Gmail’s spam filters can now understand “adversarial text manipulations.”
The latest post on the Google Security blog details a new upgrade to Gmail’s spam filters that Google is calling “one of the largest defense upgrades in recent years.” The upgrade comes in the form of a new text classification system called RETVec (Resilient & Efficient Text Vectorizer). Google says this can help understand “adversarial text manipulations”—these are emails full of special characters, emojis, typos, and other junk characters that previously were legible by humans but not easily understandable by machines. Previously, spam emails full of special characters made it through Gmail’s defenses easily.

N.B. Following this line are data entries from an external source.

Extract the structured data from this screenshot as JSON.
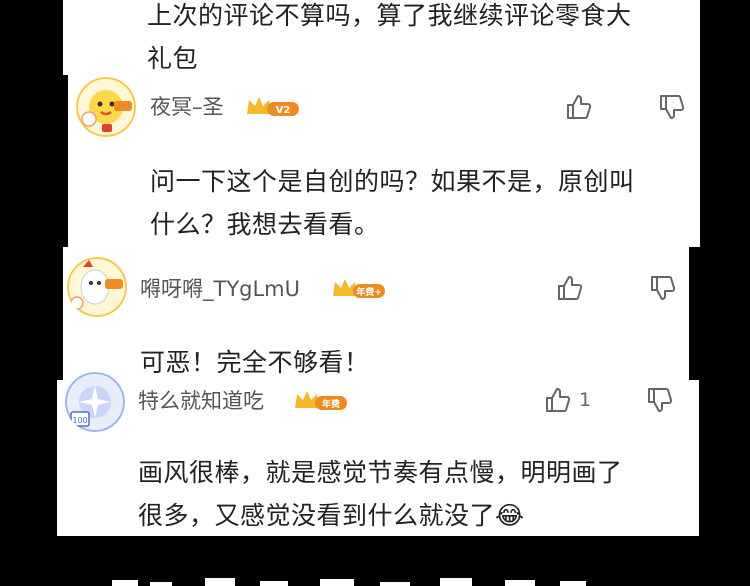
{
  "comments": [
    {
      "text_lines": [
        "上次的评论不算吗，算了我继续评论零食大",
        "礼包"
      ]
    },
    {
      "username": "夜冥–圣",
      "badge_label": "V2",
      "text_lines": [
        "问一下这个是自创的吗？如果不是，原创叫",
        "什么？我想去看看。"
      ]
    },
    {
      "username": "嘚呀嘚_TYgLmU",
      "badge_label": "年费+",
      "text_lines": [
        "可恶！完全不够看！"
      ]
    },
    {
      "username": "特么就知道吃",
      "badge_label": "年费",
      "like_count": "1",
      "text_lines": [
        "画风很棒，就是感觉节奏有点慢，明明画了",
        "很多，又感觉没看到什么就没了😂"
      ]
    }
  ],
  "colors": {
    "background": "#000000",
    "card": "#ffffff",
    "text": "#222222",
    "username": "#555555",
    "crown_gold": "#f5b82e",
    "badge_orange": "#f08a24"
  },
  "icons": [
    "thumb-up-icon",
    "thumb-down-icon",
    "crown-badge-icon",
    "avatar-chick-icon"
  ]
}
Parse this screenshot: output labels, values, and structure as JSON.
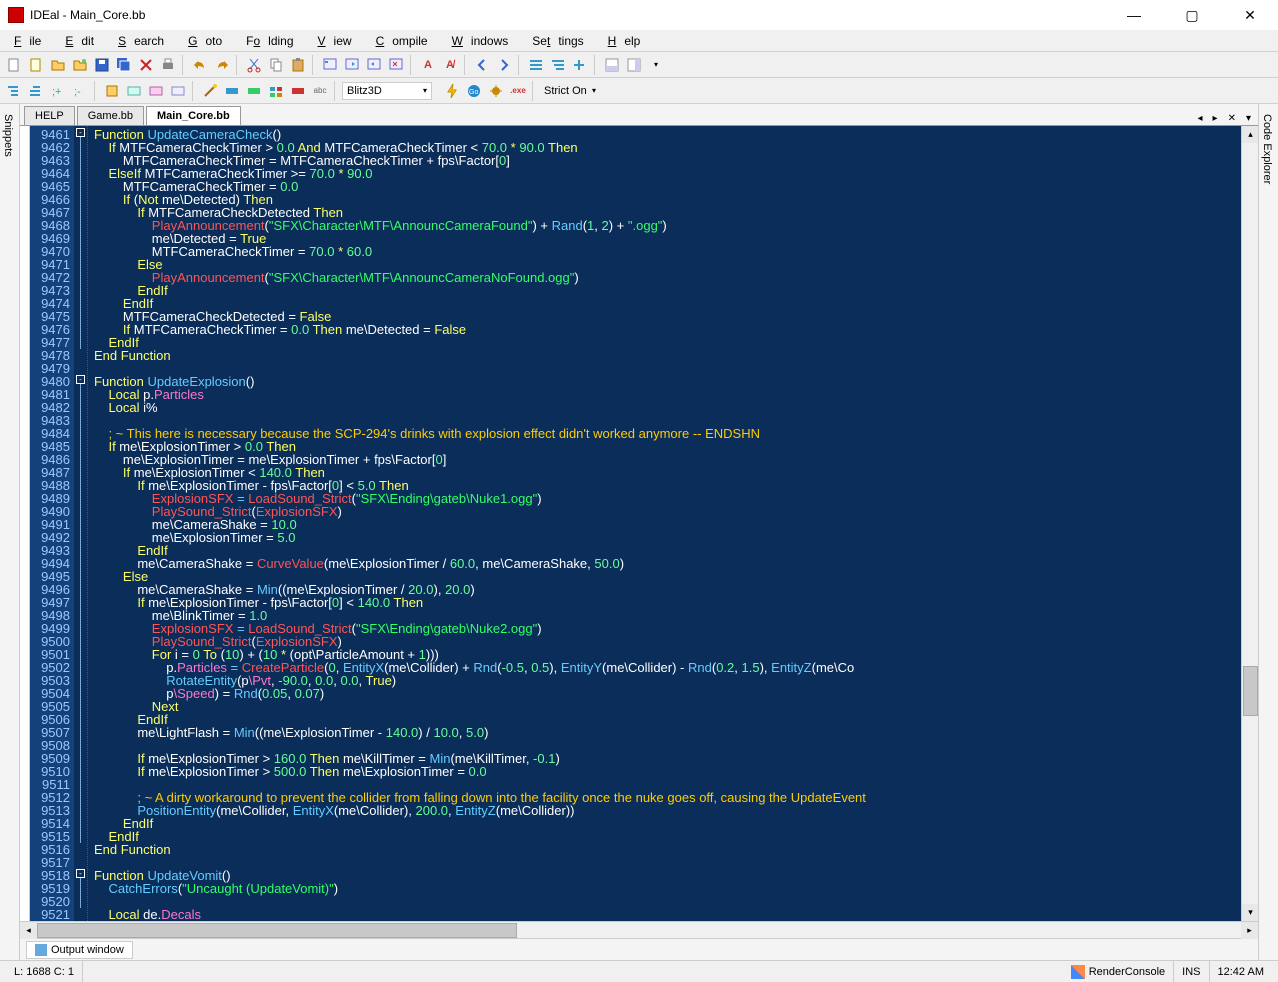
{
  "window": {
    "title": "IDEal - Main_Core.bb",
    "min": "—",
    "max": "▢",
    "close": "✕"
  },
  "menu": {
    "file": "File",
    "edit": "Edit",
    "search": "Search",
    "goto": "Goto",
    "folding": "Folding",
    "view": "View",
    "compile": "Compile",
    "windows": "Windows",
    "settings": "Settings",
    "help": "Help"
  },
  "toolbar2": {
    "compiler": "Blitz3D",
    "strict": "Strict On"
  },
  "side": {
    "left": "Snippets",
    "right": "Code Explorer"
  },
  "tabs": {
    "help": "HELP",
    "game": "Game.bb",
    "main": "Main_Core.bb"
  },
  "output_tab": "Output window",
  "status": {
    "pos": "L: 1688 C: 1",
    "proc": "RenderConsole",
    "mode": "INS",
    "time": "12:42 AM"
  },
  "gutter": {
    "start": 9461,
    "end": 9521
  },
  "fold_markers": [
    0,
    19,
    57
  ],
  "code_lines": [
    [
      [
        "kw",
        "Function "
      ],
      [
        "fn",
        "UpdateCameraCheck"
      ],
      [
        "",
        "()"
      ]
    ],
    [
      [
        "",
        "    "
      ],
      [
        "kw",
        "If "
      ],
      [
        "",
        "MTFCameraCheckTimer > "
      ],
      [
        "num",
        "0.0"
      ],
      [
        "kw",
        " And "
      ],
      [
        "",
        "MTFCameraCheckTimer < "
      ],
      [
        "num",
        "70.0"
      ],
      [
        "kw",
        " * "
      ],
      [
        "num",
        "90.0"
      ],
      [
        "kw",
        " Then"
      ]
    ],
    [
      [
        "",
        "        MTFCameraCheckTimer = MTFCameraCheckTimer + fps\\Factor["
      ],
      [
        "num",
        "0"
      ],
      [
        "",
        "]"
      ]
    ],
    [
      [
        "",
        "    "
      ],
      [
        "kw",
        "ElseIf "
      ],
      [
        "",
        "MTFCameraCheckTimer >= "
      ],
      [
        "num",
        "70.0"
      ],
      [
        "kw",
        " * "
      ],
      [
        "num",
        "90.0"
      ]
    ],
    [
      [
        "",
        "        MTFCameraCheckTimer = "
      ],
      [
        "num",
        "0.0"
      ]
    ],
    [
      [
        "",
        "        "
      ],
      [
        "kw",
        "If "
      ],
      [
        "",
        "("
      ],
      [
        "kw",
        "Not "
      ],
      [
        "",
        "me\\Detected) "
      ],
      [
        "kw",
        "Then"
      ]
    ],
    [
      [
        "",
        "            "
      ],
      [
        "kw",
        "If "
      ],
      [
        "",
        "MTFCameraCheckDetected "
      ],
      [
        "kw",
        "Then"
      ]
    ],
    [
      [
        "",
        "                "
      ],
      [
        "call",
        "PlayAnnouncement"
      ],
      [
        "",
        "("
      ],
      [
        "str",
        "\"SFX\\Character\\MTF\\AnnouncCameraFound\""
      ],
      [
        "",
        ") + "
      ],
      [
        "fn",
        "Rand"
      ],
      [
        "",
        "("
      ],
      [
        "num",
        "1"
      ],
      [
        "",
        ", "
      ],
      [
        "num",
        "2"
      ],
      [
        "",
        ") + "
      ],
      [
        "str",
        "\".ogg\""
      ],
      [
        "",
        ")"
      ]
    ],
    [
      [
        "",
        "                me\\Detected = "
      ],
      [
        "kw",
        "True"
      ]
    ],
    [
      [
        "",
        "                MTFCameraCheckTimer = "
      ],
      [
        "num",
        "70.0"
      ],
      [
        "kw",
        " * "
      ],
      [
        "num",
        "60.0"
      ]
    ],
    [
      [
        "",
        "            "
      ],
      [
        "kw",
        "Else"
      ]
    ],
    [
      [
        "",
        "                "
      ],
      [
        "call",
        "PlayAnnouncement"
      ],
      [
        "",
        "("
      ],
      [
        "str",
        "\"SFX\\Character\\MTF\\AnnouncCameraNoFound.ogg\""
      ],
      [
        "",
        ")"
      ]
    ],
    [
      [
        "",
        "            "
      ],
      [
        "kw",
        "EndIf"
      ]
    ],
    [
      [
        "",
        "        "
      ],
      [
        "kw",
        "EndIf"
      ]
    ],
    [
      [
        "",
        "        MTFCameraCheckDetected = "
      ],
      [
        "kw",
        "False"
      ]
    ],
    [
      [
        "",
        "        "
      ],
      [
        "kw",
        "If "
      ],
      [
        "",
        "MTFCameraCheckTimer = "
      ],
      [
        "num",
        "0.0"
      ],
      [
        "kw",
        " Then "
      ],
      [
        "",
        "me\\Detected = "
      ],
      [
        "kw",
        "False"
      ]
    ],
    [
      [
        "",
        "    "
      ],
      [
        "kw",
        "EndIf"
      ]
    ],
    [
      [
        "kw",
        "End Function"
      ]
    ],
    [
      [
        "",
        ""
      ]
    ],
    [
      [
        "kw",
        "Function "
      ],
      [
        "fn",
        "UpdateExplosion"
      ],
      [
        "",
        "()"
      ]
    ],
    [
      [
        "",
        "    "
      ],
      [
        "kw",
        "Local "
      ],
      [
        "",
        "p."
      ],
      [
        "type",
        "Particles"
      ]
    ],
    [
      [
        "",
        "    "
      ],
      [
        "kw",
        "Local "
      ],
      [
        "",
        "i%"
      ]
    ],
    [
      [
        "",
        ""
      ]
    ],
    [
      [
        "",
        "    "
      ],
      [
        "cm",
        "; ~ This here is necessary because the SCP-294's drinks with explosion effect didn't worked anymore -- ENDSHN"
      ]
    ],
    [
      [
        "",
        "    "
      ],
      [
        "kw",
        "If "
      ],
      [
        "",
        "me\\ExplosionTimer > "
      ],
      [
        "num",
        "0.0"
      ],
      [
        "kw",
        " Then"
      ]
    ],
    [
      [
        "",
        "        me\\ExplosionTimer = me\\ExplosionTimer + fps\\Factor["
      ],
      [
        "num",
        "0"
      ],
      [
        "",
        "]"
      ]
    ],
    [
      [
        "",
        "        "
      ],
      [
        "kw",
        "If "
      ],
      [
        "",
        "me\\ExplosionTimer < "
      ],
      [
        "num",
        "140.0"
      ],
      [
        "kw",
        " Then"
      ]
    ],
    [
      [
        "",
        "            "
      ],
      [
        "kw",
        "If "
      ],
      [
        "",
        "me\\ExplosionTimer - fps\\Factor["
      ],
      [
        "num",
        "0"
      ],
      [
        "",
        "] < "
      ],
      [
        "num",
        "5.0"
      ],
      [
        "kw",
        " Then"
      ]
    ],
    [
      [
        "",
        "                "
      ],
      [
        "call",
        "ExplosionSFX"
      ],
      [
        "fn",
        " = "
      ],
      [
        "call",
        "LoadSound_Strict"
      ],
      [
        "",
        "("
      ],
      [
        "str",
        "\"SFX\\Ending\\gateb\\Nuke1.ogg\""
      ],
      [
        "",
        ")"
      ]
    ],
    [
      [
        "",
        "                "
      ],
      [
        "call",
        "PlaySound_Strict"
      ],
      [
        "",
        "("
      ],
      [
        "call",
        "ExplosionSFX"
      ],
      [
        "",
        ")"
      ]
    ],
    [
      [
        "",
        "                me\\CameraShake = "
      ],
      [
        "num",
        "10.0"
      ]
    ],
    [
      [
        "",
        "                me\\ExplosionTimer = "
      ],
      [
        "num",
        "5.0"
      ]
    ],
    [
      [
        "",
        "            "
      ],
      [
        "kw",
        "EndIf"
      ]
    ],
    [
      [
        "",
        "            me\\CameraShake = "
      ],
      [
        "call",
        "CurveValue"
      ],
      [
        "",
        "(me\\ExplosionTimer / "
      ],
      [
        "num",
        "60.0"
      ],
      [
        "",
        ", me\\CameraShake, "
      ],
      [
        "num",
        "50.0"
      ],
      [
        "",
        ")"
      ]
    ],
    [
      [
        "",
        "        "
      ],
      [
        "kw",
        "Else"
      ]
    ],
    [
      [
        "",
        "            me\\CameraShake = "
      ],
      [
        "fn",
        "Min"
      ],
      [
        "",
        "((me\\ExplosionTimer / "
      ],
      [
        "num",
        "20.0"
      ],
      [
        "",
        "), "
      ],
      [
        "num",
        "20.0"
      ],
      [
        "",
        ")"
      ]
    ],
    [
      [
        "",
        "            "
      ],
      [
        "kw",
        "If "
      ],
      [
        "",
        "me\\ExplosionTimer - fps\\Factor["
      ],
      [
        "num",
        "0"
      ],
      [
        "",
        "] < "
      ],
      [
        "num",
        "140.0"
      ],
      [
        "kw",
        " Then"
      ]
    ],
    [
      [
        "",
        "                me\\BlinkTimer = "
      ],
      [
        "num",
        "1.0"
      ]
    ],
    [
      [
        "",
        "                "
      ],
      [
        "call",
        "ExplosionSFX"
      ],
      [
        "fn",
        " = "
      ],
      [
        "call",
        "LoadSound_Strict"
      ],
      [
        "",
        "("
      ],
      [
        "str",
        "\"SFX\\Ending\\gateb\\Nuke2.ogg\""
      ],
      [
        "",
        ")"
      ]
    ],
    [
      [
        "",
        "                "
      ],
      [
        "call",
        "PlaySound_Strict"
      ],
      [
        "",
        "("
      ],
      [
        "call",
        "ExplosionSFX"
      ],
      [
        "",
        ")"
      ]
    ],
    [
      [
        "",
        "                "
      ],
      [
        "kw",
        "For "
      ],
      [
        "",
        "i = "
      ],
      [
        "num",
        "0"
      ],
      [
        "kw",
        " To "
      ],
      [
        "",
        "("
      ],
      [
        "num",
        "10"
      ],
      [
        "",
        ") + ("
      ],
      [
        "num",
        "10"
      ],
      [
        "kw",
        " * "
      ],
      [
        "",
        "(opt\\ParticleAmount + "
      ],
      [
        "num",
        "1"
      ],
      [
        "",
        ")))"
      ]
    ],
    [
      [
        "",
        "                    p."
      ],
      [
        "type",
        "Particles"
      ],
      [
        "fn",
        " = "
      ],
      [
        "call",
        "CreateParticle"
      ],
      [
        "",
        "("
      ],
      [
        "num",
        "0"
      ],
      [
        "",
        ", "
      ],
      [
        "fn",
        "EntityX"
      ],
      [
        "",
        "(me\\Collider) + "
      ],
      [
        "fn",
        "Rnd"
      ],
      [
        "",
        "("
      ],
      [
        "num",
        "-0.5"
      ],
      [
        "",
        ", "
      ],
      [
        "num",
        "0.5"
      ],
      [
        "",
        "), "
      ],
      [
        "fn",
        "EntityY"
      ],
      [
        "",
        "(me\\Collider) - "
      ],
      [
        "fn",
        "Rnd"
      ],
      [
        "",
        "("
      ],
      [
        "num",
        "0.2"
      ],
      [
        "",
        ", "
      ],
      [
        "num",
        "1.5"
      ],
      [
        "",
        "), "
      ],
      [
        "fn",
        "EntityZ"
      ],
      [
        "",
        "(me\\Co"
      ]
    ],
    [
      [
        "",
        "                    "
      ],
      [
        "fn",
        "RotateEntity"
      ],
      [
        "",
        "(p"
      ],
      [
        "type",
        "\\Pvt"
      ],
      [
        "",
        ", "
      ],
      [
        "num",
        "-90.0"
      ],
      [
        "",
        ", "
      ],
      [
        "num",
        "0.0"
      ],
      [
        "",
        ", "
      ],
      [
        "num",
        "0.0"
      ],
      [
        "",
        ", "
      ],
      [
        "kw",
        "True"
      ],
      [
        "",
        ")"
      ]
    ],
    [
      [
        "",
        "                    p"
      ],
      [
        "type",
        "\\Speed"
      ],
      [
        "",
        ") = "
      ],
      [
        "fn",
        "Rnd"
      ],
      [
        "",
        "("
      ],
      [
        "num",
        "0.05"
      ],
      [
        "",
        ", "
      ],
      [
        "num",
        "0.07"
      ],
      [
        "",
        ")"
      ]
    ],
    [
      [
        "",
        "                "
      ],
      [
        "kw",
        "Next"
      ]
    ],
    [
      [
        "",
        "            "
      ],
      [
        "kw",
        "EndIf"
      ]
    ],
    [
      [
        "",
        "            me\\LightFlash = "
      ],
      [
        "fn",
        "Min"
      ],
      [
        "",
        "((me\\ExplosionTimer - "
      ],
      [
        "num",
        "140.0"
      ],
      [
        "",
        ") / "
      ],
      [
        "num",
        "10.0"
      ],
      [
        "",
        ", "
      ],
      [
        "num",
        "5.0"
      ],
      [
        "",
        ")"
      ]
    ],
    [
      [
        "",
        ""
      ]
    ],
    [
      [
        "",
        "            "
      ],
      [
        "kw",
        "If "
      ],
      [
        "",
        "me\\ExplosionTimer > "
      ],
      [
        "num",
        "160.0"
      ],
      [
        "kw",
        " Then "
      ],
      [
        "",
        "me\\KillTimer = "
      ],
      [
        "fn",
        "Min"
      ],
      [
        "",
        "(me\\KillTimer, "
      ],
      [
        "num",
        "-0.1"
      ],
      [
        "",
        ")"
      ]
    ],
    [
      [
        "",
        "            "
      ],
      [
        "kw",
        "If "
      ],
      [
        "",
        "me\\ExplosionTimer > "
      ],
      [
        "num",
        "500.0"
      ],
      [
        "kw",
        " Then "
      ],
      [
        "",
        "me\\ExplosionTimer = "
      ],
      [
        "num",
        "0.0"
      ]
    ],
    [
      [
        "",
        ""
      ]
    ],
    [
      [
        "",
        "            "
      ],
      [
        "cm",
        "; ~ A dirty workaround to prevent the collider from falling down into the facility once the nuke goes off, causing the UpdateEvent"
      ]
    ],
    [
      [
        "",
        "            "
      ],
      [
        "fn",
        "PositionEntity"
      ],
      [
        "",
        "(me\\Collider, "
      ],
      [
        "fn",
        "EntityX"
      ],
      [
        "",
        "(me\\Collider), "
      ],
      [
        "num",
        "200.0"
      ],
      [
        "",
        ", "
      ],
      [
        "fn",
        "EntityZ"
      ],
      [
        "",
        "(me\\Collider))"
      ]
    ],
    [
      [
        "",
        "        "
      ],
      [
        "kw",
        "EndIf"
      ]
    ],
    [
      [
        "",
        "    "
      ],
      [
        "kw",
        "EndIf"
      ]
    ],
    [
      [
        "kw",
        "End Function"
      ]
    ],
    [
      [
        "",
        ""
      ]
    ],
    [
      [
        "kw",
        "Function "
      ],
      [
        "fn",
        "UpdateVomit"
      ],
      [
        "",
        "()"
      ]
    ],
    [
      [
        "",
        "    "
      ],
      [
        "fn",
        "CatchErrors"
      ],
      [
        "",
        "("
      ],
      [
        "str",
        "\"Uncaught (UpdateVomit)\""
      ],
      [
        "",
        ")"
      ]
    ],
    [
      [
        "",
        ""
      ]
    ],
    [
      [
        "",
        "    "
      ],
      [
        "kw",
        "Local "
      ],
      [
        "",
        "de."
      ],
      [
        "type",
        "Decals"
      ]
    ]
  ]
}
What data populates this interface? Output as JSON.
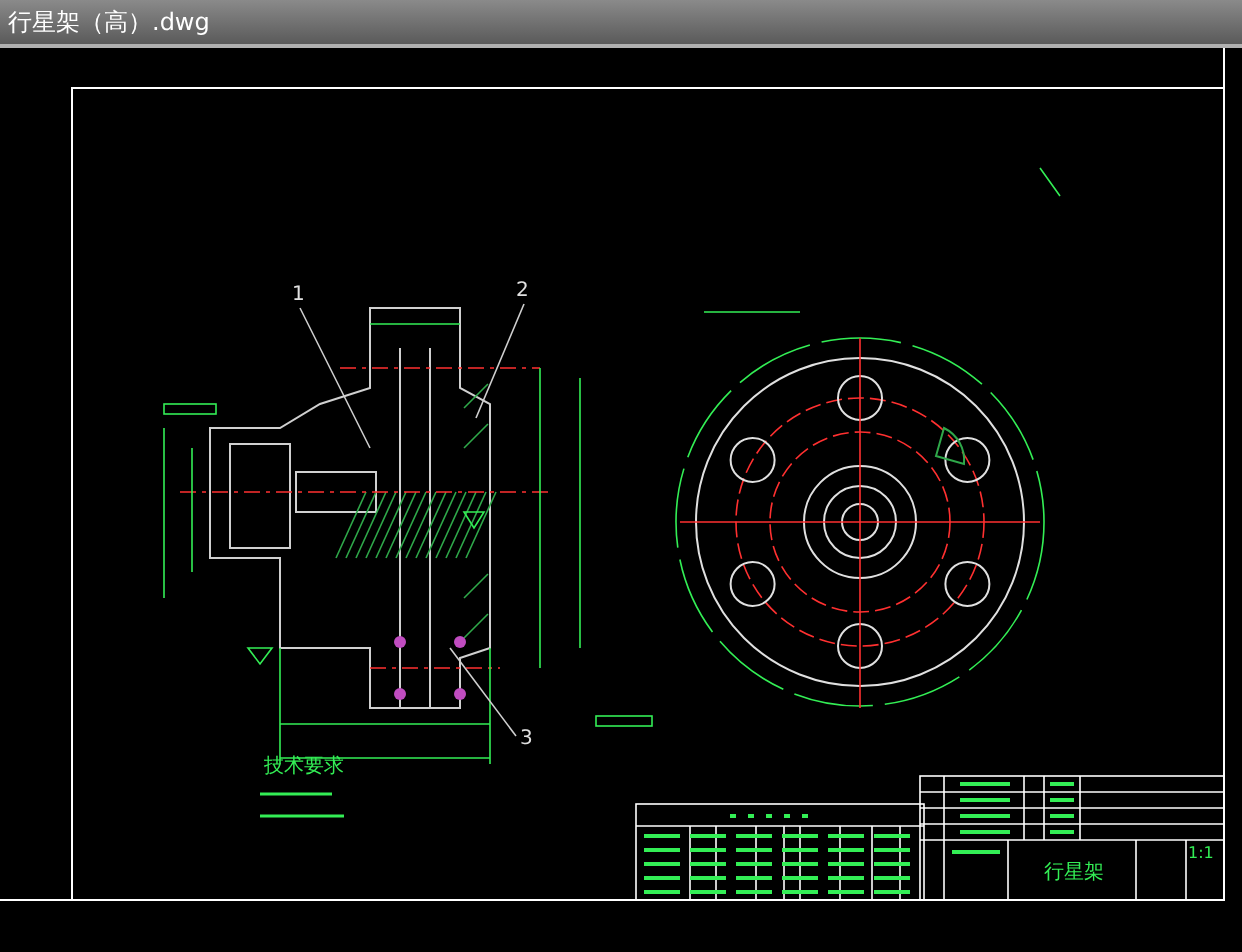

If you want an example of what “adversarial text manipulation” looks like, the below message is something from my spam folder. My personal Gmail experience with these emails is that they used to be a major problem during the first half of the year, with emails like this regularly landing in my inbox. It does seem like this RETVec tech upgrade works, though, because emails like this haven’t been a problem at all for me in the last few months.
Emails like this have been so difficult to classify because, while any spam filter could probably swat down an email that says, “Congratulations! A balance of $1,000 is available for your jackpot account,” that’s not what this email actually says. A big portion of the letters here are “homoglyphs“—by diving into the endless depths of the Unicode standard, you can find obscure characters that look like they’re part of the normal Latin alphabet but actually aren’t.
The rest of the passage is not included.